4 In 2009, CRA inquired whether the Dare family or any third party would be interested in buying Carolyn's shares of Serad. Bryan told Carolyn about the inquiry. She responded that since she was appealing the assessment and there was no requirement for Serad to buy the shares, it would be her choice not to sell the shares for a bargain to anyone. It is agreed that Carl/Serad in fact did nothing to buy the shares from CRA.
5 Carolyn or Harmon attended each of the Serad annual meetings for 2010-2016 by telephone or proxy.
6 Bryan's price was calculated on the same basis that Carl used for the purchase of 25 per cent of Carolyn's shares in 2001 for $5 million.

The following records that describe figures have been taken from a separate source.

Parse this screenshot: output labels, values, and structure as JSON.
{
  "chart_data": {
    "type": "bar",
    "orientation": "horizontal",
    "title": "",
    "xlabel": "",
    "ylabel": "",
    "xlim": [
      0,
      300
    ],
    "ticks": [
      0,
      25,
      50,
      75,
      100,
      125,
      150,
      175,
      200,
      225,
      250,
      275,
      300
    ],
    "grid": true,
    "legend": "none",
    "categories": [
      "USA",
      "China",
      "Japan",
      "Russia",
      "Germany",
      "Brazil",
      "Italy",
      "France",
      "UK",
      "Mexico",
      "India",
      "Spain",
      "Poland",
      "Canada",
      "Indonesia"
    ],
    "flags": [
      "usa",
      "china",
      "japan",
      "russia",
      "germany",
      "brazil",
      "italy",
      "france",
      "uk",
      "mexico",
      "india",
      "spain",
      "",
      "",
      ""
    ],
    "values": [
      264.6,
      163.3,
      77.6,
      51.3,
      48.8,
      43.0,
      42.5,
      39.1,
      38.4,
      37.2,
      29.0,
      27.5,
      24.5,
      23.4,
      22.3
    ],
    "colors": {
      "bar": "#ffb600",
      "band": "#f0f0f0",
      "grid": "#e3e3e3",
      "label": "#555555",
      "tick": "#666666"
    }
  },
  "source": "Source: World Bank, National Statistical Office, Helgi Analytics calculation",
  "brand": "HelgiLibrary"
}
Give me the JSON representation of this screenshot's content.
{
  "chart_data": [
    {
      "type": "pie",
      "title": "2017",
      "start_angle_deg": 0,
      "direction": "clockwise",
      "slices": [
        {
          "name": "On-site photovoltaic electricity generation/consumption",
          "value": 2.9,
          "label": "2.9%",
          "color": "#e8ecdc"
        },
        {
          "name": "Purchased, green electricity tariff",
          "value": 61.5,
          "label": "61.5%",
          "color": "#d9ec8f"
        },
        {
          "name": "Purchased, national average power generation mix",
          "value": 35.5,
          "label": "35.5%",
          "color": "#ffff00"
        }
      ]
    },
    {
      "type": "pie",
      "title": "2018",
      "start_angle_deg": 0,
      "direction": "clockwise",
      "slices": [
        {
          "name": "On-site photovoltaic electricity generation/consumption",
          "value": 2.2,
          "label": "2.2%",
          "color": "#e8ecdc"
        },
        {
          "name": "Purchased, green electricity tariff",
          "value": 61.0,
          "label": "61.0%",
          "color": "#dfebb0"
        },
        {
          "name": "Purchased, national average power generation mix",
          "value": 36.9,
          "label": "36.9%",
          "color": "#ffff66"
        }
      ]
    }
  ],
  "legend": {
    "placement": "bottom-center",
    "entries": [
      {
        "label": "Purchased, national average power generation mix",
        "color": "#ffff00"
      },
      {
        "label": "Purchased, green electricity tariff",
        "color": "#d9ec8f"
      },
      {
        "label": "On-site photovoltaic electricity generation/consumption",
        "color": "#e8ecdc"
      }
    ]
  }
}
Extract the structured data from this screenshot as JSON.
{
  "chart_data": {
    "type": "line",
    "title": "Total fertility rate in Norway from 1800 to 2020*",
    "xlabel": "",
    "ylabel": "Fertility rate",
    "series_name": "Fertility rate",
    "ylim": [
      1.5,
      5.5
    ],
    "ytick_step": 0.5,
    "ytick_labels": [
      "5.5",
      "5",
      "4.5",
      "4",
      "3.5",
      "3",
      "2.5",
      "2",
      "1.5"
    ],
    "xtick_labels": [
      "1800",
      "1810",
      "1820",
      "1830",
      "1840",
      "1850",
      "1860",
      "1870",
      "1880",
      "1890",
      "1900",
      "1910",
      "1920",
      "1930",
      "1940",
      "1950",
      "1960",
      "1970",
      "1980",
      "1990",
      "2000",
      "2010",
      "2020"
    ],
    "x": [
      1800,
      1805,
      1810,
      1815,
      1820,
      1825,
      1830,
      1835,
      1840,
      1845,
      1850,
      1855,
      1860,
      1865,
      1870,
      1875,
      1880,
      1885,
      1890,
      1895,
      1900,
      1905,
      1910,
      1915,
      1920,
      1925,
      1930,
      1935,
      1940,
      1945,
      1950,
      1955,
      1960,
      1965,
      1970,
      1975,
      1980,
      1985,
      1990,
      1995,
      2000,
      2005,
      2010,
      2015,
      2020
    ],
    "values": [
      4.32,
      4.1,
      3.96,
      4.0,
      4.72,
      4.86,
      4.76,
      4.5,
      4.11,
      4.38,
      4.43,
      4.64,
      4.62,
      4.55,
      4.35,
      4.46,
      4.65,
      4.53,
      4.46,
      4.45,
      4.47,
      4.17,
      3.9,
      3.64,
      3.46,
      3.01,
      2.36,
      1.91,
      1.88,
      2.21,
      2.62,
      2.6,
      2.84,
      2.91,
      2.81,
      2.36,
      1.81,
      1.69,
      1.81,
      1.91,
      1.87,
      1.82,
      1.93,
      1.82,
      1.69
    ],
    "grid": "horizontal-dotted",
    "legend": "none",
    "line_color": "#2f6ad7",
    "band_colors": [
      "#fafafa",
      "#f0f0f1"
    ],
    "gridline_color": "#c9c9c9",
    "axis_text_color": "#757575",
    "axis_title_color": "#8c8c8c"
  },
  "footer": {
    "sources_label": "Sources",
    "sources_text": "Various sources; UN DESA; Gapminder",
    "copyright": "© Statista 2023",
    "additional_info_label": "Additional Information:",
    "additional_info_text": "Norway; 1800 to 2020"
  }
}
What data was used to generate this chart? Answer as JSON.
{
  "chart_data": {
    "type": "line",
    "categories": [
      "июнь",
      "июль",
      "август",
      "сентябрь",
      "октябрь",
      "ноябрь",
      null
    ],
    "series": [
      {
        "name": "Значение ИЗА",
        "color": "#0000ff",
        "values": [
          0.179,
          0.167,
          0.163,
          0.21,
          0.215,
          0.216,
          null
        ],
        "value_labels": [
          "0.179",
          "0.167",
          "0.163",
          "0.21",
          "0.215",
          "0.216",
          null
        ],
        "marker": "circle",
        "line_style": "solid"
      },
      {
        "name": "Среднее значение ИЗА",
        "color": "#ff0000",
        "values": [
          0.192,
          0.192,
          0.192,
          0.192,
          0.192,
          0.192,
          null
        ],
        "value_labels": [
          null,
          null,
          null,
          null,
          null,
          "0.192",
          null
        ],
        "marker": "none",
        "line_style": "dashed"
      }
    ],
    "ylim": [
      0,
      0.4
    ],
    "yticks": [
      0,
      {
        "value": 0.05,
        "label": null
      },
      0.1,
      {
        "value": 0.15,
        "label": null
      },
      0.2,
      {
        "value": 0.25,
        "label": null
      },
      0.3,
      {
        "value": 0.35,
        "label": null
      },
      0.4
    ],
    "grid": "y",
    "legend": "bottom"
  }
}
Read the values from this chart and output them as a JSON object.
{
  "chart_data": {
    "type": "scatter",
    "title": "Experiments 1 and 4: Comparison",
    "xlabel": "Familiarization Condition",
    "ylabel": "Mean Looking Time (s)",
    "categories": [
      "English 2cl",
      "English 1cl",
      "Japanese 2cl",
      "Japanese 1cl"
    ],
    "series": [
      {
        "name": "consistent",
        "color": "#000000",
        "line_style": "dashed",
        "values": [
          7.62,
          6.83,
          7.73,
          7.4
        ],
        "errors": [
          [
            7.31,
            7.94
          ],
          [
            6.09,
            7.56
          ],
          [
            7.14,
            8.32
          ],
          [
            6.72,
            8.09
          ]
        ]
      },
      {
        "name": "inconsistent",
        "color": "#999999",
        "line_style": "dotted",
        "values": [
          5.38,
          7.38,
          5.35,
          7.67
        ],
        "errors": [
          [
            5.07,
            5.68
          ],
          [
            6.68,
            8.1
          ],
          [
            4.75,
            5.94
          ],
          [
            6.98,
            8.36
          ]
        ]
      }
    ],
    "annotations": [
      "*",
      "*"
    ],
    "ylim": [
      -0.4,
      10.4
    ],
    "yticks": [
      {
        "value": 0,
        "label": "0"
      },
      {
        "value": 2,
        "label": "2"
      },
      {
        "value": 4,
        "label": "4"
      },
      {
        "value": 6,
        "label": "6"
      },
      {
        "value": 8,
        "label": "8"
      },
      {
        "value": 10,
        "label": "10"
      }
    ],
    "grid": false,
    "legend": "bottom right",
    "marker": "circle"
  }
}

Carolyn's price appears to have been calculated based on the amount recorded by Saputo for its Dare Foods investment on its balance sheet in 2001.
7 While Carolyn argues there was no negotiation of the various shareholders agreements, this was the basis on which she accepted her interest in Serad. As noted above, it is agreed that the agreements are legally enforceable and intended by the parties to govern their relationship.
8 Carolyn said at trial that she did not know about the 20 per cent shareholding of her brothers. However, she has been receiving the financial statements of Dare Holdings from 2006 onwards (in addition to those of Serad). The Dare Holdings statements show the 10 per cent shareholdings of Anaz and Nazca, as well as the annual dividends paid to shareholders.
9 Since I am dismissing the action on the merits, there is no need to address the defendants' limitation period defence.